Секретарь стоял согнувшись в полупоклоне.

— А теперь вот что.

Руми выпрямился.

— Собери всех наших людей.

— Всех командиров?

— Всех, кто носит оружие.

— Кого нужно убить?

— Скажешь им и повторишь много раз, что убить надо большого, толстого человека, европейца. Очень толстого, очень молодого. Он будет заметен, он будет выделяться, у нас таких нет.

— Насколько он опасен?

— Этого им знать не нужно. Чем меньше они будут знать, тем легче им будет.

— В плен брать не нужно?

— В плен брать не нужно, ни в коем случае, это верный способ погибнуть. Стрелять без предупреждения. Если убьют кого–нибудь по ошибке, наказывать не стану. Стрелять в него сразу, как только он будет обнаружен. Где угодно обнаружен. В магазине, в баре, в церкви. Если он явится окруженный толпою людей, стрелять в толпу. Ты понял?

— Понял, господин.

— Теперь иди. Время у нас есть, но времени почти нет. Тех, кто охраняет дворец, я буду инструктировать сам.

— Ты полицейский, судя по одежде?

— Да.

— Ты давно служишь на острове?

— Да.

— Тебе часто приходится его видеть?

— Нет.

— Почему?

Насупленное молчание, каменные желваки на скулах, отсутствующий взгляд.

— Потому, что тебе не хочется его видеть?

— Нет.

— Потому, что он нечасто приходит?

— Да.

— Скажи, полицейский, тебе приходилось в него стрелять?

— Нет.

— А надевать на него наручники?

— Нет.

Левая щека полицейского слегка дернулась.

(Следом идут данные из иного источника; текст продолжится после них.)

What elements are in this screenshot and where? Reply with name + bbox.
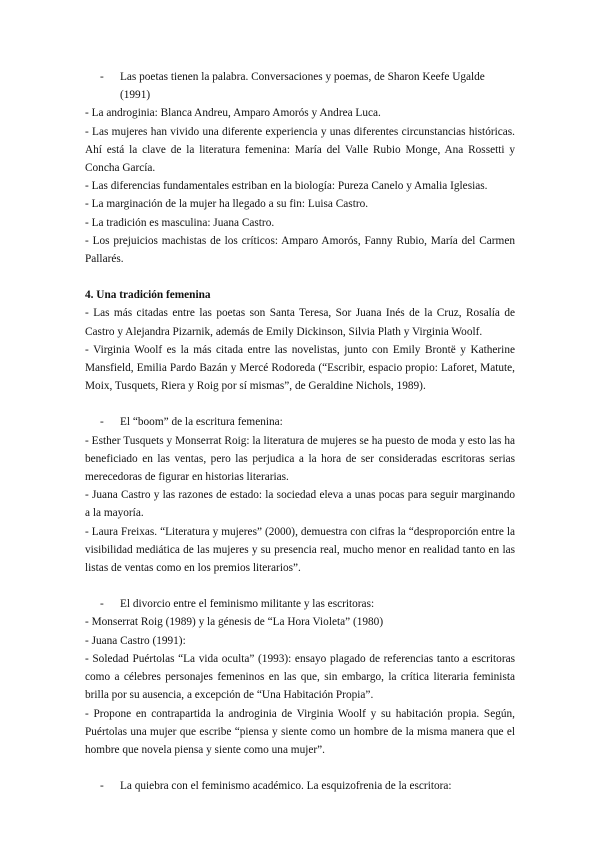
bullet-item bbox=[85, 595, 515, 613]
bullet-item bbox=[85, 68, 515, 104]
document-page bbox=[85, 68, 515, 795]
bullet-item bbox=[85, 777, 515, 795]
paragraph: - Propone en contrapartida la androginia de Virginia Woolf y su habitación propia. Según, Puértolas una mujer que escribe “piensa y siente como un hombre de la misma manera que el hombre que novela piensa y siente como una mujer”. bbox=[85, 707, 515, 756]
bullet-text: Las poetas tienen la palabra. Conversaciones y poemas, de Sharon Keefe Ugalde (1991) bbox=[120, 71, 485, 102]
bullet-dash: - bbox=[100, 71, 104, 83]
paragraph: - Esther Tusquets y Monserrat Roig: la literatura de mujeres se ha puesto de moda y esto las ha beneficiado en las ventas, pero las perjudica a la hora de ser consideradas escritoras serias merecedoras de figurar en historias literarias. bbox=[85, 434, 515, 484]
paragraph: - Monserrat Roig (1989) y la génesis de “La Hora Violeta” (1980) bbox=[85, 616, 384, 629]
paragraph: - Juana Castro y las razones de estado: la sociedad eleva a unas pocas para seguir marginando a la mayoría. bbox=[85, 489, 515, 520]
bullet-dash: - bbox=[100, 598, 104, 611]
bullet-item bbox=[85, 413, 515, 431]
paragraph: - La tradición es masculina: Juana Castro. bbox=[85, 216, 275, 229]
paragraph: - La androginia: Blanca Andreu, Amparo Amorós y Andrea Luca. bbox=[85, 107, 381, 120]
paragraph: - Los prejuicios machistas de los críticos: Amparo Amorós, Fanny Rubio, María del Carmen Pallarés. bbox=[85, 234, 515, 266]
paragraph: - Las mujeres han vivido una diferente experiencia y unas diferentes circunstancias históricas. Ahí está la clave de la literatura femenina: María del Valle Rubio Monge, Ana Rossetti y Concha García. bbox=[85, 125, 515, 175]
paragraph: - Las diferencias fundamentales estriban en la biología: Pureza Canelo y Amalia Iglesias. bbox=[85, 180, 488, 193]
paragraph: - Laura Freixas. “Literatura y mujeres” (2000), demuestra con cifras la “desproporción entre la visibilidad mediática de las mujeres y su presencia real, mucho menor en realidad tanto en las listas de ventas como en los premios literarios”. bbox=[85, 525, 515, 575]
paragraph: - Soledad Puértolas “La vida oculta” (1993): ensayo plagado de referencias tanto a escritoras como a célebres personajes femeninos en las que, sin embargo, la crítica literaria feminista brilla por su ausencia, a excepción de “Una Habitación Propia”. bbox=[85, 652, 515, 702]
paragraph: - Virginia Woolf es la más citada entre las novelistas, junto con Emily Brontë y Katherine Mansfield, Emilia Pardo Bazán y Mercé Rodoreda (“Escribir, espacio propio: Laforet, Matute, Moix, Tusquets, Riera y Roig por sí mismas”, de Geraldine Nichols, 1989). bbox=[85, 343, 515, 393]
paragraph: - La marginación de la mujer ha llegado a su fin: Luisa Castro. bbox=[85, 198, 369, 211]
bullet-text: El divorcio entre el feminismo militante y las escritoras: bbox=[120, 598, 375, 611]
paragraph: - Juana Castro (1991): bbox=[85, 634, 186, 647]
section-heading: 4. Una tradición femenina bbox=[85, 289, 211, 302]
paragraph: - Las más citadas entre las poetas son Santa Teresa, Sor Juana Inés de la Cruz, Rosalía de Castro y Alejandra Pizarnik, además de Emily Dickinson, Silvia Plath y Virginia Woolf. bbox=[85, 307, 515, 338]
bullet-dash: - bbox=[100, 416, 104, 429]
bullet-text: La quiebra con el feminismo académico. La esquizofrenia de la escritora: bbox=[120, 780, 452, 793]
bullet-text: El “boom” de la escritura femenina: bbox=[120, 416, 283, 429]
bullet-dash: - bbox=[100, 780, 104, 793]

— Тебе мой вопрос показался смешным?

— Да.

— Понятно. А кому–нибудь из твоих друзей, сослуживцев, приходилось в него стрелять?

— Нет.

— А в камеру сажать?

— Нет.

— А он спрашивает разрешения, когда ему нужно явиться на остров?

— Нет.

— Почему же вы его пускаете?

Коп снова заиграл желваками.

— Потому, что вы не в силах сопротивляться?

— Да.

— То есть, он может придти, когда захочет и делать, что захочет?

— Д-да.

— Ты ответил неуверенно, то есть он не все может делать, не все, что захочет? Что например в его силах? Молчишь? Ладно, спросим по–другому. Он может ограбить банк?

— Нет.

— Не может, или не хочет? Или правильнее сказать, что он и не может, и не хочет?

— Да.

— А может, не может, потому что не хочет?

Полицейский задумался.

— Скажи тогда, он знает, что такое деньги?

— Нет.

— Что он будет делать, если их получит?

— Не знаю.

— А ему пытались платить?

— Не знаю. Нет.

— Чем же он питается, если он всегда без денег?

— Не знаю.

— Подаянием?

— Нет.

— Ему не подают?

— Нет.

— Но он просит?

— Нет.

— А если попросит?

— Не знаю.

— Он вообще, ест?

— Нет.

— А пьет?

Полицейский улыбнулся, показав желтые от жевательной травы зубы.

— Нет.

— В каком смысле «нет»? Не пьет воды?

— Нет.

— А чай?

— Нет.

— А кровь?

— Нет.

Кришна остановился, потом прошелся вдоль парапета, спугнул большую хищную бабочку, размером с портмоне, долго следил за ее ломаным полетом.

— А что это я все время говорю он, он, он? Он, вообще, он?

— Да.

— И есть женщины, которым он нравится?